Any positive integer solutions to $x^6+y^{10}=z^{15}$?

I agree with Qiaochu; there can't be a similar trick in this case. You can't profit from multiplying by common factors because in this case all solutions can be reduced to coprime solutions.

To see this, consider the number of factors of an arbitrary prime $p$ in the equation. We must have

$$rp^{6k}+sp^{10l}=tp^{15m}$$

with $p \nmid r,s,t$. The lowest two powers of $p$ must coincide, since otherwise we could divide through by the lowest and the remaining equation couldn't be fulfilled mod $p$. So we can divide through by this common lowest power of $p$ and leave a power of $p$ in only one of the terms. But since the factors $6$, $10$ and $15$ are such that the least common multiple of each pair is a multiple of the third, dividing through by a multiple of that least common multiple will just substract a multiple of the third factor in the exponent of the third term, still leaving a multiple of that factor. It follows that we could have divided each of the numbers by an appropriate power of $p$ to begin with, leaving a power of $p$ in only one of the three. Doing this for all primes, we can reduce all solutions to coprime solutions.

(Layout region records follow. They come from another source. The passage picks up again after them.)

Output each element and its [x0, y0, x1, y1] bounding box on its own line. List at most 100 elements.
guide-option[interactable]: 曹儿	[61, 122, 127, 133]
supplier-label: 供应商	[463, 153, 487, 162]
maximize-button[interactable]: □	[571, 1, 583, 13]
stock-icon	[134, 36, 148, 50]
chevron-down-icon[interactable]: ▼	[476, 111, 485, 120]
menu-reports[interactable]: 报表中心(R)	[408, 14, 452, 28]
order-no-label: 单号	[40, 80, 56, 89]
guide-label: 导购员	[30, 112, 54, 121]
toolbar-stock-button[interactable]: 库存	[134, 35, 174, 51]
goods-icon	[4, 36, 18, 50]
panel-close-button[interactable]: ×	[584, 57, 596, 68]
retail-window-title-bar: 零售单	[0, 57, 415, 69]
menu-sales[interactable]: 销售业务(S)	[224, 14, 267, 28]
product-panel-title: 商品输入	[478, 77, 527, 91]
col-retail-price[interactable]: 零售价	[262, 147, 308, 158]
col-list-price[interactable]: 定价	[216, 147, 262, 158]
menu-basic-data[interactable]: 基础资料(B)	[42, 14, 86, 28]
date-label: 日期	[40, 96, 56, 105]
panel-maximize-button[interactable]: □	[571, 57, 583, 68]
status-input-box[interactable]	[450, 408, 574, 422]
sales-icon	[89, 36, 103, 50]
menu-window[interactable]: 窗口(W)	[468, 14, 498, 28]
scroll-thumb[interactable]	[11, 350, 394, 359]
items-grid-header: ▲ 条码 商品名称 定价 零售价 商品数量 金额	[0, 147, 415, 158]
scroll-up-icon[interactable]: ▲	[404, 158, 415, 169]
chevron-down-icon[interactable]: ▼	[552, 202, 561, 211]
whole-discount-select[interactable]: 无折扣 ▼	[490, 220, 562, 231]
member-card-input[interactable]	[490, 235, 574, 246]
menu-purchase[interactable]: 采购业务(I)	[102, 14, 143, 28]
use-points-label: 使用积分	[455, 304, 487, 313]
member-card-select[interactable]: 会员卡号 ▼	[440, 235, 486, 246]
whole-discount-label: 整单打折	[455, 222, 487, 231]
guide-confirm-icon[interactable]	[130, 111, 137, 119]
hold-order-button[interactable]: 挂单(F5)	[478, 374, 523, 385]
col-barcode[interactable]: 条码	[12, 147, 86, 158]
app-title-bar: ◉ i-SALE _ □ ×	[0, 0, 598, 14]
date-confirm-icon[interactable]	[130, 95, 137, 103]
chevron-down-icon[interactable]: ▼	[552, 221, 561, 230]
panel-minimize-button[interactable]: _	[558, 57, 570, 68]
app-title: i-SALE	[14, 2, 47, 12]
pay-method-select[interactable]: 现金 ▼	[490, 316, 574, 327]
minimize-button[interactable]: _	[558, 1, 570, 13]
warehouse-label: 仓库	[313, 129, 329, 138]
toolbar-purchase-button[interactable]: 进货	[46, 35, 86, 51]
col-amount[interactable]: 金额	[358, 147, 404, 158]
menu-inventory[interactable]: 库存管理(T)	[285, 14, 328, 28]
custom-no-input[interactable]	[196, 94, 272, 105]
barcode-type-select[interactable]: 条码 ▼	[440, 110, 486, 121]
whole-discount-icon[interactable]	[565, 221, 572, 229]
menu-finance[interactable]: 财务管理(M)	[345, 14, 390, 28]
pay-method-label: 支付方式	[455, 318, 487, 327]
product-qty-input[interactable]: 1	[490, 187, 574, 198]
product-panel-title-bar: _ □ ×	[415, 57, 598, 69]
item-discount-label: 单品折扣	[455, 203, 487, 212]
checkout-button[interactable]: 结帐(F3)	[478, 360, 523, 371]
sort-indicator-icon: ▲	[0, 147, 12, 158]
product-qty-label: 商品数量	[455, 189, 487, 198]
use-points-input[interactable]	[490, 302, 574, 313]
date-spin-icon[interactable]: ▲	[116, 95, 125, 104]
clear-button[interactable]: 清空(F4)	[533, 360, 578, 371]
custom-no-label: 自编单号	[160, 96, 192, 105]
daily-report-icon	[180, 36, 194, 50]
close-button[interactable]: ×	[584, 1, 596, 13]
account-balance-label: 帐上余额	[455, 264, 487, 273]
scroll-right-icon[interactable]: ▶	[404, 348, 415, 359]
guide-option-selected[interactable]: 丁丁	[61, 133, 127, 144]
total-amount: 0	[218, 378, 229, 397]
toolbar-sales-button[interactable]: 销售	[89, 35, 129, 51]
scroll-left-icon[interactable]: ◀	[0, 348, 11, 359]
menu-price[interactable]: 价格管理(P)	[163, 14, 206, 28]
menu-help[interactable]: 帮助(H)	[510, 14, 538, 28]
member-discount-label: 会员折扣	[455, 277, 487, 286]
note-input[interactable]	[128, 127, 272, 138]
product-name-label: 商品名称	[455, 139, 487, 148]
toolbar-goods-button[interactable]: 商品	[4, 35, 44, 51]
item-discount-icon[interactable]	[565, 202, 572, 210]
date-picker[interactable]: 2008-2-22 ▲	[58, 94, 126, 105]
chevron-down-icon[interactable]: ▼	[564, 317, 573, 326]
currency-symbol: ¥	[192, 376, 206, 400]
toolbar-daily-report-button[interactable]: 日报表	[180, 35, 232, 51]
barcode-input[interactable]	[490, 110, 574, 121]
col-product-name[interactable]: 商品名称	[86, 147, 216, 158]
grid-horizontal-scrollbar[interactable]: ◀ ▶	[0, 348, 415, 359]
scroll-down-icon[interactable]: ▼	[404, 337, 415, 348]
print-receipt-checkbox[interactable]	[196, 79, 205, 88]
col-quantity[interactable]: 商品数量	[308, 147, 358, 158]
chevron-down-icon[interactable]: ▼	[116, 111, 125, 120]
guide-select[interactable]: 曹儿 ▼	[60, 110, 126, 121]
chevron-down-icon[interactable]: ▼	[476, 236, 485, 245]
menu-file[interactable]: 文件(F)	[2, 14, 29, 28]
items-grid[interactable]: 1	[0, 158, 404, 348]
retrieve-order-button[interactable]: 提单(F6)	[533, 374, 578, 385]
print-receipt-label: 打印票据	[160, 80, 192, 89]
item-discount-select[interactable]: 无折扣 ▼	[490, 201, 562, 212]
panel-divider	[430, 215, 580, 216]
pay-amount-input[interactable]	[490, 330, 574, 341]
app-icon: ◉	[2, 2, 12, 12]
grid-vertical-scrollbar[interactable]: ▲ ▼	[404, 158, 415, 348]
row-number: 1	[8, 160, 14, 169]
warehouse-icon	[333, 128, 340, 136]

I claim that a trick of this kind doesn't exist in this case. As evidence, observe that the equation has no solutions for which $31 \nmid xy$. To see this, note that

$$x^6 \equiv 0, 1, 2, 4, 8, 16 \bmod 31$$ $$y^{10} \equiv 0, 1, 5, 25 \bmod 31$$ $$z^{15} \equiv 0, 1, 30 \bmod 31.$$

But any reasonable perturbation of this trick that I can think of would allow you to write down a solution in which $x, y, z$ are all coprime to $31$.